There is no people in the world, perhaps, who give more universal credit to apparitions, and the visits of the ghosts of the deceased to their friends, than the ancient Scots. This is to be attributed as much, at least, to the situation of the country they possess, as to that credulous disposition which distinguishes an unenlightened people. As their business was feeding of cattle, in dark and extensive deserts, so their journeys lay over wide and unfrequented heaths, where, often, they were obliged to sleep in the open air, amidst the whistling of winds, and roar of water-falls. The gloominess of the scenes around them was apt to beget that melancholy disposition of mind, which most readily receives impressions of the extraordinary and supernatural kind. Falling asleep in this gloomy mood, and their dreams being disturbed by the noise of the elements around, it is no matter of wonder, that they thought they heard the voice of the dead. This voice of the dead, however, was, perhaps, no more than a shriller whistle of the winds in an old tree, or in the chinks of a neighbouring rock. It is to this cause I ascribe those many and improbable tales of ghosts, which we meet with in the Highlands: for, in other respects, we do not find that the inhabitants are more credulous than their neigh, pours.

TEMORA:

AN EPIC POEM.

ARGUMENT.

THE poet, after a short address to the harp of Cona, describes the arrangement of both armies on either side of the river Lubar.
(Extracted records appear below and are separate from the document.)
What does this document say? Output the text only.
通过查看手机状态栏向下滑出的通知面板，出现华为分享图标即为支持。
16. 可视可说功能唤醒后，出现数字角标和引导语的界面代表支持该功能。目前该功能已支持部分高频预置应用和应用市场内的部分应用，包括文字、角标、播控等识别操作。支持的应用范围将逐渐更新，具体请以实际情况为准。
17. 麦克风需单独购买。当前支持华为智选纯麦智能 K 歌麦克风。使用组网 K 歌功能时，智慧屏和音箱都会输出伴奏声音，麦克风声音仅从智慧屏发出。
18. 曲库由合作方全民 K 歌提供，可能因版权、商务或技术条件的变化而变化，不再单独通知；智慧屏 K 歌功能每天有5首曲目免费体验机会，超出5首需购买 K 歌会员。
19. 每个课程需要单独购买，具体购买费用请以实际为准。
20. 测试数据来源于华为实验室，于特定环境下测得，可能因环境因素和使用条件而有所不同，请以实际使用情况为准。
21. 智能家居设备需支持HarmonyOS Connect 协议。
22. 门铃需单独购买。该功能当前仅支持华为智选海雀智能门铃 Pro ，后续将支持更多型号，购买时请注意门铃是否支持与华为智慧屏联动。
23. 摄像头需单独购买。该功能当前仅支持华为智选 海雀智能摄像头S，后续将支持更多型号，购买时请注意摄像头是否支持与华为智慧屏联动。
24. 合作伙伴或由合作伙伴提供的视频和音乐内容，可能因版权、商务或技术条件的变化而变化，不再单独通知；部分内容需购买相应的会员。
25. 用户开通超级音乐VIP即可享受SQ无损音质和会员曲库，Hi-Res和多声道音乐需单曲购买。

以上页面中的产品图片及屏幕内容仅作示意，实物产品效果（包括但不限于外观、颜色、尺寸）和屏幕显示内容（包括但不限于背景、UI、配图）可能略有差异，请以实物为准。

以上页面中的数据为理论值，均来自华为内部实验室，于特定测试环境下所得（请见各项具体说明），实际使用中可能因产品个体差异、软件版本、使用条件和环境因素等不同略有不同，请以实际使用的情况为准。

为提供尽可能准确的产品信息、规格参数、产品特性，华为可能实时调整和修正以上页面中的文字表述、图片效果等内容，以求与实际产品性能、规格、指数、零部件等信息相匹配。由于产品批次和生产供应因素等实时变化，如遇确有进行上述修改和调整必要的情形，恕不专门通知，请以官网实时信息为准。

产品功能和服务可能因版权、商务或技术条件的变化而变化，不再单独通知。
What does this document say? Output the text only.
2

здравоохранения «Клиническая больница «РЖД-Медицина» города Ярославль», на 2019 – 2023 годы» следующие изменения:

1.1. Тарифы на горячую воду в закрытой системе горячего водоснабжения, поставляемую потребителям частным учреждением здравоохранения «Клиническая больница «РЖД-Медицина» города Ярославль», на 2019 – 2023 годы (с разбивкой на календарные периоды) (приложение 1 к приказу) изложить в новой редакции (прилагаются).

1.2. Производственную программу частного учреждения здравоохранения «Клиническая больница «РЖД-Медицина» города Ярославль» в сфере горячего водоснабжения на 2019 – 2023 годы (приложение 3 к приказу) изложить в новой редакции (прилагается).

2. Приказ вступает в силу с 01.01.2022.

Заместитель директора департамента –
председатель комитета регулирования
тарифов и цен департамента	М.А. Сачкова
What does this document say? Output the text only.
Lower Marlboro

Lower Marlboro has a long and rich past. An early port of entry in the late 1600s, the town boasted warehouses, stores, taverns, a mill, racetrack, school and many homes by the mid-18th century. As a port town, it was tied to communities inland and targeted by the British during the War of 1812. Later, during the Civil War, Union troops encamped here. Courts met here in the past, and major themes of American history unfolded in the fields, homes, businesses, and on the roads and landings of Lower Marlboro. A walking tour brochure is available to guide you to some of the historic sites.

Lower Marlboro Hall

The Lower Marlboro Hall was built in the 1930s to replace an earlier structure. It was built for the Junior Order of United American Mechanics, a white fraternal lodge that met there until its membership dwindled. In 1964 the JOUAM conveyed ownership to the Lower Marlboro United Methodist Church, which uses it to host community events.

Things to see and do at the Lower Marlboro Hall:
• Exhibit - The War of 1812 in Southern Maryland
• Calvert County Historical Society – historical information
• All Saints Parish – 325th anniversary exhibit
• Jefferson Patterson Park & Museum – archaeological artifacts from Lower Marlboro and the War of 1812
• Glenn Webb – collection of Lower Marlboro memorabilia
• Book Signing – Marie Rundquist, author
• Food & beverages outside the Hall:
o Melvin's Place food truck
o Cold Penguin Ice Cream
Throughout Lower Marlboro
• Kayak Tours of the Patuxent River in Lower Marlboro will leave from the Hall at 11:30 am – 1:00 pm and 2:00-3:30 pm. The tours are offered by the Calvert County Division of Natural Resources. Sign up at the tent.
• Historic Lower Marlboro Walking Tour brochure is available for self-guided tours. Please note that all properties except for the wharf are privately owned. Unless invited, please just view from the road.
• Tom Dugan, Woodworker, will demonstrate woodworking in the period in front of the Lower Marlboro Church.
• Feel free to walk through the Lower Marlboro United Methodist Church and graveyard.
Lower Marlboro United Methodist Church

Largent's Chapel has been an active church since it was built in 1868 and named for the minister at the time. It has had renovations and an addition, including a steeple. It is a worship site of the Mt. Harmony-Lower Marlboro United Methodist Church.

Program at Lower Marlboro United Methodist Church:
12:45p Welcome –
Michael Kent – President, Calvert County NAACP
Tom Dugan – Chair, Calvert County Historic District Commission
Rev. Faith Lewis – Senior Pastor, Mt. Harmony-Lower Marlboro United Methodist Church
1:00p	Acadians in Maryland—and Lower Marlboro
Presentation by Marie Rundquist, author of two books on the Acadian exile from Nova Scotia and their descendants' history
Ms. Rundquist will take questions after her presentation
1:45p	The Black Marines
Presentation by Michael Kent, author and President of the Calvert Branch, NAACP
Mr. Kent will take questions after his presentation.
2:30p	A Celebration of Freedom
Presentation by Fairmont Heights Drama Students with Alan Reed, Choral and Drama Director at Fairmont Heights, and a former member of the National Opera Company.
Fingal gives the command to Fillan; but, at the same time, orders Gaul, the son of Morni, who had been wounded in the hand in the preceding battle, to assist him with his counsel. The army of the Fir-bolg is commanded by Foldath. The general onset is described. The great actions of Fillan. He kills Rothmar and Culmin. But when Fillan conquers in one wing, Foldath presses hard on the other. He wounds Dermid, the son of Duthno, and puts the whole wing to flight. Dermid deliberates with himself, and, at last, resolves to put a stop to the progress of Foldath, by engaging him in single combat. When the two chiefs were approaching towards one another, Fillan came suddenly to the relief of Dermid; engaged Foldath, and killed him. The behaviour of Malthos towards the fallen Foldath. Fillan puts the whole army of the Fir-bolg to flight. The book closes with an address to Clatho, the mother of that hero.

Book Fifth.

THOU dweller between the shields, that hang, on high, in Ossian's hall! Descend from thy place, O harp, and let me hear thy voice! Son of Alpin, strike the string. Thou must awake the soul of the bard. The murmur of Lora's stream has rolled the tale

*

* Lora is often mentioned; it was a small and rapid stream in the neighbourhood of Selma. There is no vestige of this name now remaining; though it appears from a very old song, which the translator has seen, that one of the small rivers on the north-west coast was called Lora some centuries ago.